In quei giorni. Quando divenne re, Sedecìa aveva ventun anni; regnò undici anni a Gerusalemme. Fece ciò che è male agli occhi del Signore, suo Dio. Non si umiliò davanti al profeta Geremia, che gli parlava in nome del Signore. Si ribellò anche al re Nabucodònosor, che gli aveva fatto giurare fedeltà in nome di Dio. Egli indurì la sua cervice e si ostinò in cuor suo a non far ritorno al Signore, Dio d'Israele. Anche tutti i capi di Giuda, i sacerdoti e il popolo moltiplicarono le loro infedeltà, imitando in tutto gli abomini degli altri popoli, e contaminarono il tempio, che il Signore si era consacrato a Gerusalemme. Il Signore, Dio dei loro padri, mandò premurosamente e incessantemente i suoi messaggeri ad ammonirli, perché aveva compassione del suo popolo e della sua dimora. Ma essi si beffarono dei messaggeri di Dio, disprezzarono le sue parole e schernirono i suoi profeti al punto che l'ira del Signore contro il suo popolo raggiunse il culmine, senza più rimedio. Allora il Signore fece salire contro di loro il re dei Caldei, che uccise di spada i loro uomini migliori nel santuario, senza pietà per i giovani, per le fanciulle, per i vecchi e i decrepiti. Il Signore consegnò ogni cosa nelle sue mani. Portò a Babilonia tutti gli oggetti del tempio di Dio, grandi e piccoli, i tesori del tempio del Signore e i tesori del re e dei suoi ufficiali. Quindi incendiarono il tempio del Signore, demolirono le mura di Gerusalemme e diedero alle fiamme tutti i suoi palazzi e distrussero tutti i suoi oggetti preziosi.

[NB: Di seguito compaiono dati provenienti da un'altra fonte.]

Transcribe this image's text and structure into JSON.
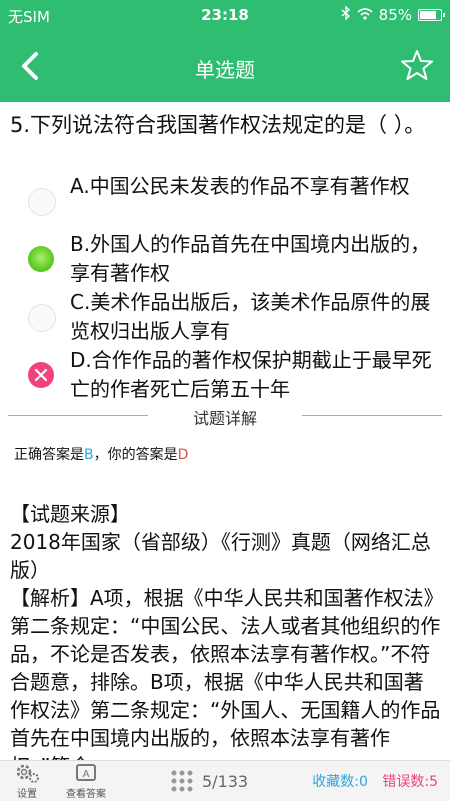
{
  "status": {
    "carrier": "无SIM",
    "time": "23:18",
    "battery": "85%"
  },
  "nav": {
    "title": "单选题"
  },
  "question": "5.下列说法符合我国著作权法规定的是（ ）。",
  "options": [
    {
      "text": "A.中国公民未发表的作品不享有著作权",
      "state": "empty"
    },
    {
      "text": "B.外国人的作品首先在中国境内出版的，享有著作权",
      "state": "correct"
    },
    {
      "text": "C.美术作品出版后，该美术作品原件的展览权归出版人享有",
      "state": "empty"
    },
    {
      "text": "D.合作作品的著作权保护期截止于最早死亡的作者死亡后第五十年",
      "state": "wrong"
    }
  ],
  "detail_label": "试题详解",
  "answer": {
    "prefix": "正确答案是",
    "correct": "B",
    "middle": "，你的答案是",
    "yours": "D"
  },
  "explanation": {
    "source_heading": "【试题来源】",
    "source": "2018年国家（省部级）《行测》真题（网络汇总版）",
    "analysis": "【解析】A项，根据《中华人民共和国著作权法》第二条规定：“中国公民、法人或者其他组织的作品，不论是否发表，依照本法享有著作权。”不符合题意，排除。B项，根据《中华人民共和国著作权法》第二条规定：“外国人、无国籍人的作品首先在中国境内出版的，依照本法享有著作权。”符合"
  },
  "bottom": {
    "settings": "设置",
    "view_answer": "查看答案",
    "page": "5/133",
    "fav": "收藏数:0",
    "wrong_count": "错误数:5"
  },
  "colors": {
    "brand": "#2fbd72",
    "correct": "#53c41a",
    "wrong": "#f0437d",
    "link": "#2aa7e0"
  }
}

Il re deportò a Babilonia gli scampati alla spada, che divennero schiavi suoi e dei suoi figli fino all'avvento del regno persiano, attuandosi così la parola del Signore per bocca di Geremia: "Finché la terra non abbia scontato i suoi sabati, essa riposerà per tutto il tempo della desolazione fino al compiersi di settanta anni".

Sal 105 (106)

Salvaci, Signore, nostro Dio. Si mescolarono con le genti e impararono ad agire come loro. Servirono i loro idoli e questi furono per loro un tranello. R Immolarono i loro figli e le loro figlie a falsi dèi. L'ira del Signore si accese contro il suo popolo ed egli ebbe in orrore la sua eredità. R Molte volte li aveva liberati, eppure si ostinarono nei loro progetti e furono abbattuti per le loro colpe. Salvaci, Signore Dio nostro. Benedetto il Signore, Dio d'Israele, da sempre e per sempre. R

Lettera di san Paolo apostolo ai Romani - Rm 2, 12-29

Fratelli, tutti quelli che hanno peccato senza la Legge, senza la Legge periranno; quelli invece che hanno peccato sotto la Legge, con la Legge saranno giudicati. Infatti, non quelli che ascoltano la Legge sono giusti davanti a Dio, ma quelli che mettono in pratica la Legge saranno giustificati. Quando i pagani, che non hanno la Legge, per natura agiscono secondo la Legge, essi, pur non avendo Legge, sono legge a se stessi. Essi dimostrano che quanto la Legge esige è scritto nei loro cuori, come risulta dalla testimonianza della loro coscienza e dai loro stessi ragionamenti, che ora li accusano ora li difendono. Così avverrà nel giorno in cui Dio giudicherà i segreti degli uomini, secondo il mio Vangelo, per mezzo di Cristo Gesù. Ma se tu ti chiami Giudeo e ti riposi sicuro sulla Legge e metti il tuo vanto in Dio, ne conosci la volontà e, istruito dalla Legge, sai discernere ciò che è meglio, e sei convinto di essere guida dei ciechi, luce di coloro che sono nelle tenebre, educatore degli ignoranti, maestro dei semplici, perché nella Legge possiedi l'espressione della conoscenza e della verità… Ebbene, come mai tu, che insegni agli altri, non insegni a te stesso? Tu che predichi di non rubare, rubi? Tu che dici di non commettere adulterio, commetti adulterio? Tu che detesti gli idoli, ne derubi i templi? Tu che ti vanti della Legge, offendi Dio trasgredendo la Legge! Infatti sta scritto: "Il nome di Dio è bestemmiato per causa vostra tra le genti". Certo, la circoncisione è utile se osservi la Legge; ma, se trasgredisci la Legge, con la tua circoncisione sei un non circonciso. Se dunque chi non è circonciso osserva le prescrizioni della Legge, la sua incirconcisione non sarà forse considerata come circoncisione? E così, chi non è circonciso fisicamente, ma osserva la Legge, giudicherà te che, nonostante la lettera della Legge e la circoncisione, sei trasgressore della Legge. Giudeo, infatti, non è chi appare tale all'esterno, e la circoncisione non è quella visibile nella carne; ma Giudeo è colui che lo è interiormente e la circoncisione è quella del cuore, nello spirito, non nella lettera; la sua lode non viene dagli uomini, ma da Dio.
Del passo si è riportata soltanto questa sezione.